= Mont-Blanc (department) =

Administrative division of the First French Empire

Location of Mont-Blanc in France (1812)

Mont-Blanc (/fr/) was a department of the First French Empire. It was named after Mont Blanc, the highest mountain in Western Europe, which marks the border between France and Piedmont. It was formed in 1792, when the Savoy region (part of the Kingdom of Sardinia) was occupied by the French. The department ceased to exist following Napoleon's defeat at Waterloo; the territory was restored to its former rulers. Its prefecture was Chambéry.

Map of the department of Mont-Blanc (1800)

On 17 February 1800, five cantons (Chamonix, Saint-Gervais, Megève, Flumet and Sallanches) including the Mont Blanc were transferred to the neighbouring Léman department. This meant that although the Mont-Blanc department kept its name, its namesake fell outside its territory. A similar situation exists nowadays with the Var department in Southern France.

==Chronology==
During the night of 21 September 1792, French troops under General Moutesquiou launched a surprise attack on the Duchy of Savoy, which at the time was a dependent territory of the Kingdom of Sardinia. The king, who was in residence at Chambéry, accompanied by his army, numerous administrators and clergy, fled across the Alps to his Piedmontese lands.

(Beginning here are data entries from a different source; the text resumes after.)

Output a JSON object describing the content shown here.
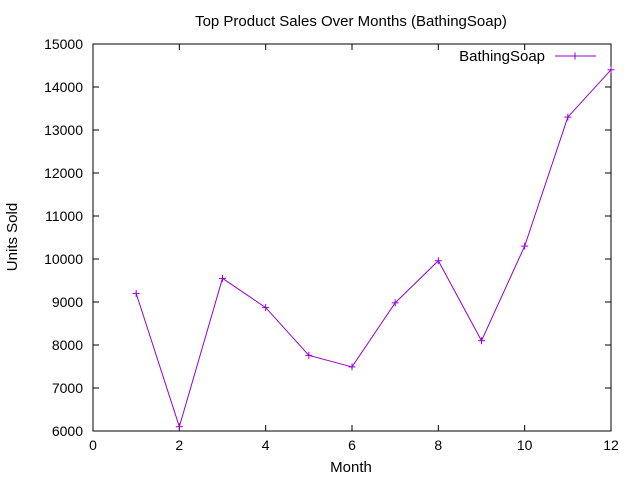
{
  "chart_data": {
    "type": "line",
    "title": "Top Product Sales Over Months (BathingSoap)",
    "xlabel": "Month",
    "ylabel": "Units Sold",
    "xlim": [
      0,
      12
    ],
    "ylim": [
      6000,
      15000
    ],
    "xticks": [
      0,
      2,
      4,
      6,
      8,
      10,
      12
    ],
    "yticks": [
      6000,
      7000,
      8000,
      9000,
      10000,
      11000,
      12000,
      13000,
      14000,
      15000
    ],
    "grid": false,
    "legend_position": "top-right",
    "series": [
      {
        "name": "BathingSoap",
        "color": "#9400d3",
        "marker": "plus",
        "x": [
          1,
          2,
          3,
          4,
          5,
          6,
          7,
          8,
          9,
          10,
          11,
          12
        ],
        "y": [
          9200,
          6100,
          9550,
          8870,
          7760,
          7490,
          8980,
          9960,
          8100,
          10300,
          13300,
          14400
        ]
      }
    ]
  }
}
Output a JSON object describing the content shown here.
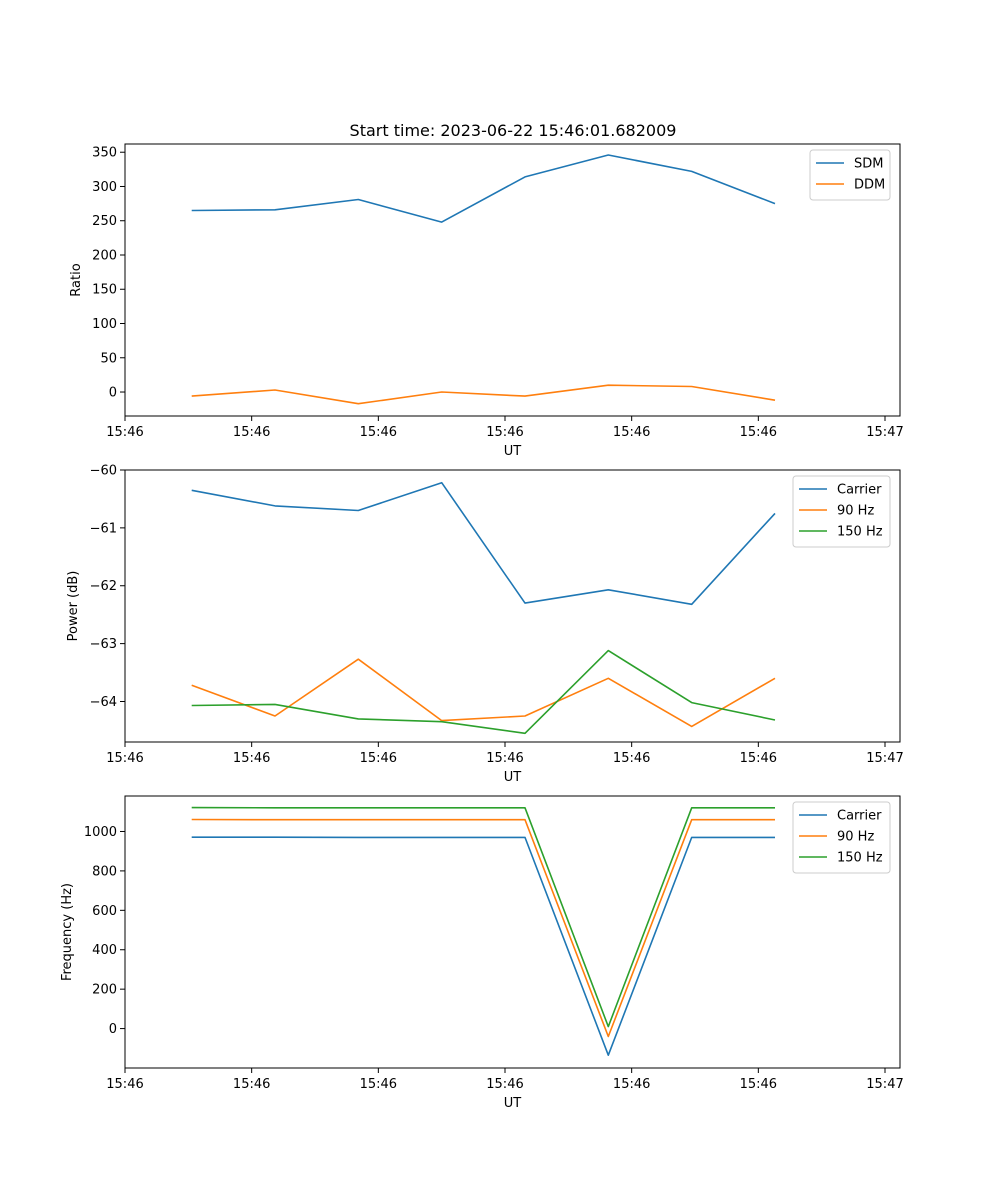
{
  "title": "Start time: 2023-06-22 15:46:01.682009",
  "colors": {
    "blue": "#1f77b4",
    "orange": "#ff7f0e",
    "green": "#2ca02c",
    "legend_border": "#cccccc",
    "axes": "#000000"
  },
  "chart_data": [
    {
      "type": "line",
      "title": "Start time: 2023-06-22 15:46:01.682009",
      "xlabel": "UT",
      "ylabel": "Ratio",
      "x": [
        1,
        2,
        3,
        4,
        5,
        6,
        7,
        8
      ],
      "xlim": [
        0.2,
        9.5
      ],
      "ylim": [
        -35,
        362
      ],
      "xticks": [
        0.2,
        1.72,
        3.24,
        4.76,
        6.28,
        7.8,
        9.32
      ],
      "xtick_labels": [
        "15:46",
        "15:46",
        "15:46",
        "15:46",
        "15:46",
        "15:46",
        "15:47"
      ],
      "yticks": [
        0,
        50,
        100,
        150,
        200,
        250,
        300,
        350
      ],
      "ytick_labels": [
        "0",
        "50",
        "100",
        "150",
        "200",
        "250",
        "300",
        "350"
      ],
      "legend": "top-right",
      "grid": false,
      "series": [
        {
          "name": "SDM",
          "color": "#1f77b4",
          "values": [
            265,
            266,
            281,
            248,
            314,
            346,
            322,
            275
          ]
        },
        {
          "name": "DDM",
          "color": "#ff7f0e",
          "values": [
            -6,
            3,
            -17,
            0,
            -6,
            10,
            8,
            -12
          ]
        }
      ]
    },
    {
      "type": "line",
      "xlabel": "UT",
      "ylabel": "Power (dB)",
      "x": [
        1,
        2,
        3,
        4,
        5,
        6,
        7,
        8
      ],
      "xlim": [
        0.2,
        9.5
      ],
      "ylim": [
        -64.7,
        -60
      ],
      "xticks": [
        0.2,
        1.72,
        3.24,
        4.76,
        6.28,
        7.8,
        9.32
      ],
      "xtick_labels": [
        "15:46",
        "15:46",
        "15:46",
        "15:46",
        "15:46",
        "15:46",
        "15:47"
      ],
      "yticks": [
        -64,
        -63,
        -62,
        -61,
        -60
      ],
      "ytick_labels": [
        "−64",
        "−63",
        "−62",
        "−61",
        "−60"
      ],
      "legend": "top-right",
      "grid": false,
      "series": [
        {
          "name": "Carrier",
          "color": "#1f77b4",
          "values": [
            -60.35,
            -60.62,
            -60.7,
            -60.22,
            -62.3,
            -62.07,
            -62.32,
            -60.75
          ]
        },
        {
          "name": "90 Hz",
          "color": "#ff7f0e",
          "values": [
            -63.72,
            -64.25,
            -63.27,
            -64.33,
            -64.25,
            -63.6,
            -64.43,
            -63.6
          ]
        },
        {
          "name": "150 Hz",
          "color": "#2ca02c",
          "values": [
            -64.07,
            -64.05,
            -64.3,
            -64.35,
            -64.55,
            -63.12,
            -64.02,
            -64.32
          ]
        }
      ]
    },
    {
      "type": "line",
      "xlabel": "UT",
      "ylabel": "Frequency (Hz)",
      "x": [
        1,
        2,
        3,
        4,
        5,
        6,
        7,
        8
      ],
      "xlim": [
        0.2,
        9.5
      ],
      "ylim": [
        -200,
        1180
      ],
      "xticks": [
        0.2,
        1.72,
        3.24,
        4.76,
        6.28,
        7.8,
        9.32
      ],
      "xtick_labels": [
        "15:46",
        "15:46",
        "15:46",
        "15:46",
        "15:46",
        "15:46",
        "15:47"
      ],
      "yticks": [
        0,
        200,
        400,
        600,
        800,
        1000
      ],
      "ytick_labels": [
        "0",
        "200",
        "400",
        "600",
        "800",
        "1000"
      ],
      "legend": "top-right",
      "grid": false,
      "series": [
        {
          "name": "Carrier",
          "color": "#1f77b4",
          "values": [
            971,
            971,
            970,
            970,
            970,
            -135,
            970,
            970
          ]
        },
        {
          "name": "90 Hz",
          "color": "#ff7f0e",
          "values": [
            1061,
            1060,
            1060,
            1060,
            1060,
            -40,
            1060,
            1060
          ]
        },
        {
          "name": "150 Hz",
          "color": "#2ca02c",
          "values": [
            1121,
            1120,
            1120,
            1120,
            1120,
            10,
            1120,
            1120
          ]
        }
      ]
    }
  ]
}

At the end of October, the so-called Assembly of the Allobroges (who named themselves after an ancient people thought to have occupied the region two thousand years earlier) convened in the cathedral at Chambéry. Their agenda followed the revolutionary script that by now was becoming familiar across France, as they declared an end to despotism, forced labour and the hated salt tax. The meeting was dissolved on 29 October 1792, but not before passing a resolution expressing the wish for the Duchy of Savoy to be incorporated into revolutionary France. Two deputies, named François Amédée Doppet and Simond, were mandated to convey this wish to the revolutionary National Convention in Paris.

The next month, on 27 November 1792, the Savoyards became, for the next 23 years, French citizens, by means of the Decree covering the joining of Savoy to France. This document also created the department of Mont-Blanc.

In 1798, after the French took Geneva, the northern part of the department of Mont-Blanc was transferred to the new department of Léman. After the first defeat of Napoleon Bonaparte in 1814, France lost Geneva. The formerly French department of Léman disappeared; the department of Mont-Blanc seems to have been restored with approximately the borders established in 1792.

Although the department remained French territory under the terms of the 1814 Treaty of Paris, harsher terms were imposed on France after Napoleon's escape from his Elban exile; indeed, under the 1815 Treaty of Paris the territory covered by the department of Mont-Blanc was returned to its former rulers, integrated back into the Kingdom of Sardinia.

A little less than half a century later, under the terms of the Treaty of Turin, Savoy was reintegrated into France as part of a deal between the leaders of the French government and the Piedmontese government, this being the price of French support for the unification of Italy under Piedmontese leadership. However, the department of Mont-Blanc was not reinstated. Instead, the territory that it had formerly covered was divided between the newly created departments of Savoie and Haute-Savoie (partly).

==Administration==
The capital of the department of Mont-Blanc was Chambéry. The department was subdivided into the following arrondissements and cantons (situation in 1812):

- Chambéry, cantons: Aix, La Biolle, Chambéry (2 cantons), Le Châtelard, Les Échelles, L'Hôpital, Montmélian, Novalaise, Le Pont-de-Beauvoisin, La Rochette, Ruffieux, Saint-Genix, Saint-Pierre-d'Albigny and Yenne.
- Annecy, cantons: Annecy (2 cantons), Faverges, Rumilly and Thônes.
- Moûtiers, cantons: Beaufort, Bourg-Saint-Maurice, Conflans and Moûtiers (2 cantons).
- Saint-Jean-de-Maurienne, cantons: Aiguebelle, La Chambre, Lanslebourg, Modane, Saint-Étienne-de-Cuines, Saint-Jean-de-Maurienne (2 cantons) and Saint-Michel.

Its population in 1812 was 300,239, and its area was 640,427 hectares.